Blackberry Trumps Apple And Samsung In The BYOD Battle

by Thea Neuman 490 views0

Application of security control systems on conventional desktops and laptops is fairly simple. Recent trends however, have employees bringing in their own devices to the workplace. The trend has caught on among many employees and is quite difficult to stop.

The mélange of device connectivity, productivity and portability offered by tablets and other hybrid devices is something that surely cannot be ignored for too long. This format can be instrumental in ushering the era of mobile devices which can support true Virtualization. The security concerns arising over using these devices is however, a minor glitch.

The three big names in tablet computing have all sought to address these issues with their own strategy. Recent audits on these audits reveal that Samsung falls short when it comes to providing enterprise level security. The BlackBerry PlayBook fared much better in comparison to Samsungs Galaxy Tab and Apple iPad. But there was however, an obvious chink in their armor. The desktop softwares were found lacking when it comes to encrypting files backups, at least not by default.

The PlayBook was able to trump the other two tablet devices providing for an active workspace-personal space separation. This becomes extremely important when we factors in the constantly escalating BYOD trend.
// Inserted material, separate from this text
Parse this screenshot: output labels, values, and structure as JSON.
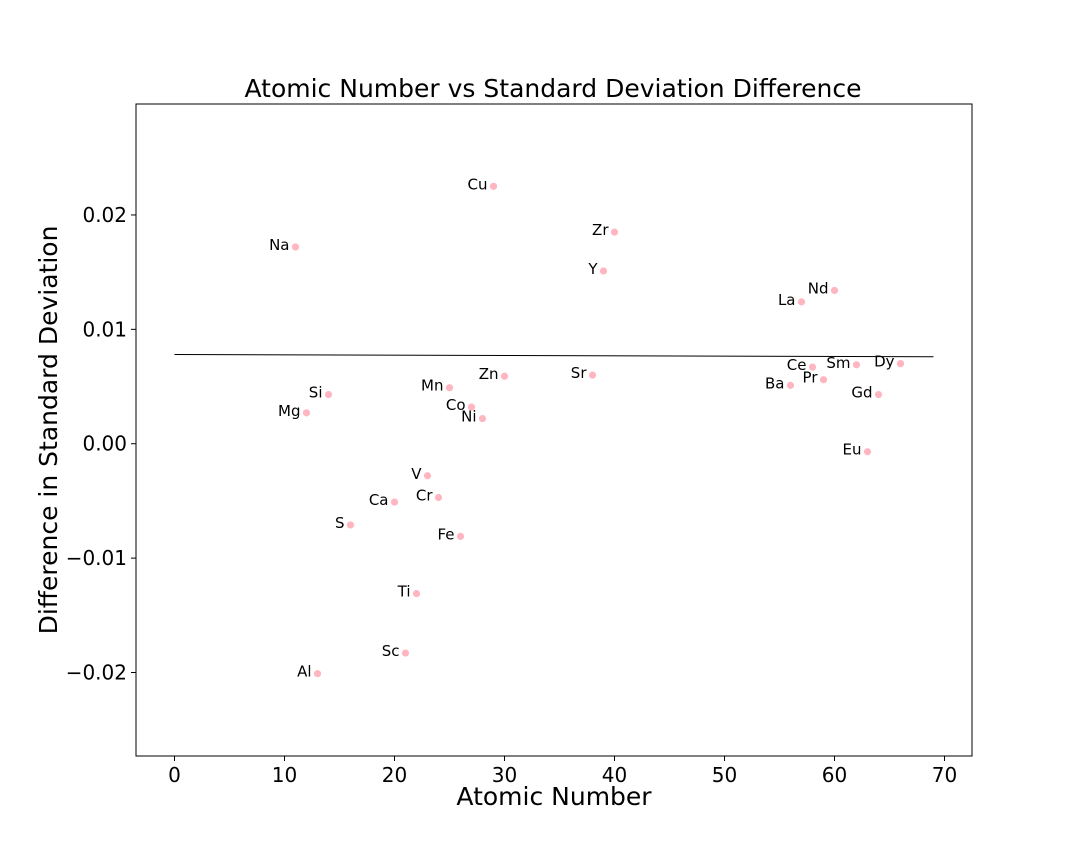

Each of these three devices is capable of supporting Exchange Activesync, which enables configuration and management of the device via a remote central exchange server.

The data protection capabilities of Apple iPad are robust, limiting the general damages. However, there is the possibility of security breaches due to regular jailbreak attacks, pointless disk encryption unless you employ a strong passcode.

The iPad’s disk encryption scheme is fairly robust; however, iTunes backups store simple clear text files by default. This cannot be acceptable by any enterprise standard. The BlackBerry’s approach is essentially similar. The BlackBerry PlayBook’s encryption however, can claim a much higher level of security.

The Samsung device does not come with any locked bootloaders, however, the built-in disk encryption is resulting in a highly fragile support rendering the device rather tough to use every day. Even with different encryption, Samsung’s fatal flaw is that it allows storage of data on any ordinary SD card ported with the device.

Nonexistent management tools do not allow the device to live up to industry standards. The most disturbing thing, however, is a lack of scalability. Maneuvering devices numbering anything higher than a small number of Galaxy tablet devices within any given work environment. This is something that has even the iPad worried.

The BlackBerry PlayBook on the other hand, gives an astounding level of severance for the user data. Personal and work modes are now separated with greater ease. The all round construction of the BlackBerry PlayBook enables the implementation of focused biz data wipes, all the while, ensuring personal data security.

An increasing number of merchants are coming up with third-party tools designed to reduce security glitches arising in these devices for a secure corporate work environment. BYOD management’s relevance and effective security mechanism were previously far from the jurisdiction of the device context. The rising trend of BYOD however, has turned to focus on the issue of context and its many security repercussions.